Ele ficou em silêncio por um momento, como se estivesse ponderando, antes de falar lentamente, com a voz rouca:

— Você pode considerar se… Me pagar com você mesma…

— Querida, cheguei!

A porta do elevador se abriu de repente, e Lilian apareceu carregando uma bolsa em uma mão e embalagens de comida na outra.
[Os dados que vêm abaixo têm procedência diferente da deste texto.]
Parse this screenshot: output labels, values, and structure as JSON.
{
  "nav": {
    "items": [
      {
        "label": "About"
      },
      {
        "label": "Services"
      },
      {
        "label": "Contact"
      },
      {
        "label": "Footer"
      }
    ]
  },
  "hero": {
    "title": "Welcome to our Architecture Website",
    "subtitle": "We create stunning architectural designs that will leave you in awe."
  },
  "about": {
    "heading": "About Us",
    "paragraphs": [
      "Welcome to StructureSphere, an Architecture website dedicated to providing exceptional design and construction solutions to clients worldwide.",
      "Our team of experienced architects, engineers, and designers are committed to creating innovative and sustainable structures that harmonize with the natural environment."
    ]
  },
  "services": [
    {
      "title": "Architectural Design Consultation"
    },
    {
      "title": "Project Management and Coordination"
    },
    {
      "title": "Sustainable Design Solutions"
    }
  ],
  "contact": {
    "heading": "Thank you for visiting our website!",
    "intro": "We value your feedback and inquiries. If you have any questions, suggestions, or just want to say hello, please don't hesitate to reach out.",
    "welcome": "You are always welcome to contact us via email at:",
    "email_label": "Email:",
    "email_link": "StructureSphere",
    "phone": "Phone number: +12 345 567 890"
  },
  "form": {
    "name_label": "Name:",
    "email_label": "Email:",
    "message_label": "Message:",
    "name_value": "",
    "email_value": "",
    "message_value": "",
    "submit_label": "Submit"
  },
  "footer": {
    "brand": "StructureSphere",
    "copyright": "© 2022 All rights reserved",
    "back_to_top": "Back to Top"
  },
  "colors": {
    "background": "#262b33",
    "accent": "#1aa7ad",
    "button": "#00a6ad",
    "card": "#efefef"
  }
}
Mas a frase dela morreu no meio do caminho, como se alguém tivesse cortado o som de repente.

Luiza tomou um susto, endireitando o corpo rapidamente. Ela olhou para Gustavo, o rosto ainda um pouco corado:

— O que você disse?

— Nada. — A voz de Gustavo voltou ao tom frio e indiferente. Ele lançou um olhar breve para Lilian, deu um passo para trás e chamou o cachorro. — Odin, vamos.

Lilian ficou parada no corredor, boquiaberta, e então olhou para Luiza, tentando entender o que estava acontecendo. Seus olhos brilhavam de curiosidade.

— O que foi isso? — Lilian perguntou, claramente intrigada.

— Nada. — Luiza pegou a mão dela, puxando-a para dentro de casa.

Lilian, porém, não estava convencida. Ela balançou a cabeça enquanto recordava o olhar que Gustavo havia lançado.

— Nada? Não é possível. Ele me olhou com tanta irritação… Ele te disse alguma coisa?

— Ele nem conseguiu terminar. Você apareceu antes disso.

Luiza pegou as embalagens de comida da mão de Lilian e foi direto para a mesa de jantar, começando a abrir os pacotes.

Ela ainda estava tentando entender o que Gustavo havia murmurado antes de Lilian aparecer, mas, considerando o tom dele, era quase certeza que não seria nada bom.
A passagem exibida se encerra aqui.